If you've come upon this tentative, experimental post, you are probably a fan of one of my published novels - Halloween Romance and Bite Me - or one of my many, many posted online works under various aliases, and followed a link. Or you could be someone who knows my private self, in which case I'm flattered, but please don't post anything too revealing in comments or otherwise.

Dad, I'd really prefer you give me professional space - Facebook friends is enough. More than that and I feel crowded, no matter how good buds we are and how great a parent you've been (Mom I know would find so much English reading tedious).

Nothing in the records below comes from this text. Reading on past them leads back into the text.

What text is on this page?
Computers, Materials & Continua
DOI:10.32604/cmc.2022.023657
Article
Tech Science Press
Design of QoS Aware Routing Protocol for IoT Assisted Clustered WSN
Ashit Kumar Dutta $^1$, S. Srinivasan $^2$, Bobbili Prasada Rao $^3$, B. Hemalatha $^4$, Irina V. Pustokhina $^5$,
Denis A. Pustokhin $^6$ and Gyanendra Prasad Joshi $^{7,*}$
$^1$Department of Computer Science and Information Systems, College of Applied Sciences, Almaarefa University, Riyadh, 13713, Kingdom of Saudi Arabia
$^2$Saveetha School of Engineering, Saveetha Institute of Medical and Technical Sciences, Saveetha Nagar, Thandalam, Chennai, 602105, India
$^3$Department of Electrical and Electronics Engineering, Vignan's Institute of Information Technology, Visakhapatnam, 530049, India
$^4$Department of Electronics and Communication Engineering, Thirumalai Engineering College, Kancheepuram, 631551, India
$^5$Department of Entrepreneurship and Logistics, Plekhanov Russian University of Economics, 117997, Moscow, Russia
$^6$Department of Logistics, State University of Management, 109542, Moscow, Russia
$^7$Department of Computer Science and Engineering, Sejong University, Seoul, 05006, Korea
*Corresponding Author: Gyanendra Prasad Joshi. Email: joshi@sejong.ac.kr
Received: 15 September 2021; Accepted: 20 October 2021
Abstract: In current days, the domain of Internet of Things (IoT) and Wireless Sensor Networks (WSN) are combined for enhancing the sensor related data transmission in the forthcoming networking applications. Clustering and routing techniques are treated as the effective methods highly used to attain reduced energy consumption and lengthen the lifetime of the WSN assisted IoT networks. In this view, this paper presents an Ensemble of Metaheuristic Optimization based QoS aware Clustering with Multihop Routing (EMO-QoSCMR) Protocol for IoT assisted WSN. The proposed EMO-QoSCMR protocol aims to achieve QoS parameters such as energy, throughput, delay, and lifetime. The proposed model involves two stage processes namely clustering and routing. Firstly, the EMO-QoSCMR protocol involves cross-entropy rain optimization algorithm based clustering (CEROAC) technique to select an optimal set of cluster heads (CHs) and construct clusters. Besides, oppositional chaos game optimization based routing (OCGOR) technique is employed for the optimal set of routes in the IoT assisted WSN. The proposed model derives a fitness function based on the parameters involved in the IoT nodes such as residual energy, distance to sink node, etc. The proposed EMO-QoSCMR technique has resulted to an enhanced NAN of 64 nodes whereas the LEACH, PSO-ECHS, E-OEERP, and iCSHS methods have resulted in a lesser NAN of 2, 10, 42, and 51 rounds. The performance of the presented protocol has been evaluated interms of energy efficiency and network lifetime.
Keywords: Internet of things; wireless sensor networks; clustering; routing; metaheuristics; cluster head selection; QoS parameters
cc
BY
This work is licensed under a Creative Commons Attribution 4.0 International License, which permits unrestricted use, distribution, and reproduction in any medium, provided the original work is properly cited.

(Raises metaphorical eyebrow.) There are many advantages to signing your first book contract at eighteen and having a third book on the way at nineteen, such as extra attention from your peers and professors, the feeling that there is potential for even greater things, and looking really cute in the publicity photo. The drawback, though, is that I feel like everything I write has to answer to my parents. Love my parents. Don't want to disappoint them. Don't want to alarm them.

Another drawback is that I feel a bit out of place among the other EP writers, with their talk of children and careers and aging parents and other adult things. I don't post to either the Authors' or Readers' loops very often. I don't discuss writing very well with people my age either, as they feel intimidated or I can't quash feelings of detestable arrogance. It sickens me when I catch myself looking down on them because I find their characters weak or plots formulaic.

I'm taking creative writing classes next semester. My plan is to keep "Donaya Haymond", the writer, a secret identity, just as I like to maintain about 70 Facebook friends and not post openly where I live. I feel like I should have a cape.

This could be a good outlet for my writing persona. Even if no one reads this. There's a friendliness to a composition box and the dance of telling enough of your heart to the expanse without exposing it dangerously. Also I'll get to write the way I think, which is different from how I speak or tell stories. The stories have shape and filter. The speech with all but a few is watered down because my words tend to be too big for a lot of people - precocity is a real killer on communication.

Okay. Trial run. Let's see where this goes.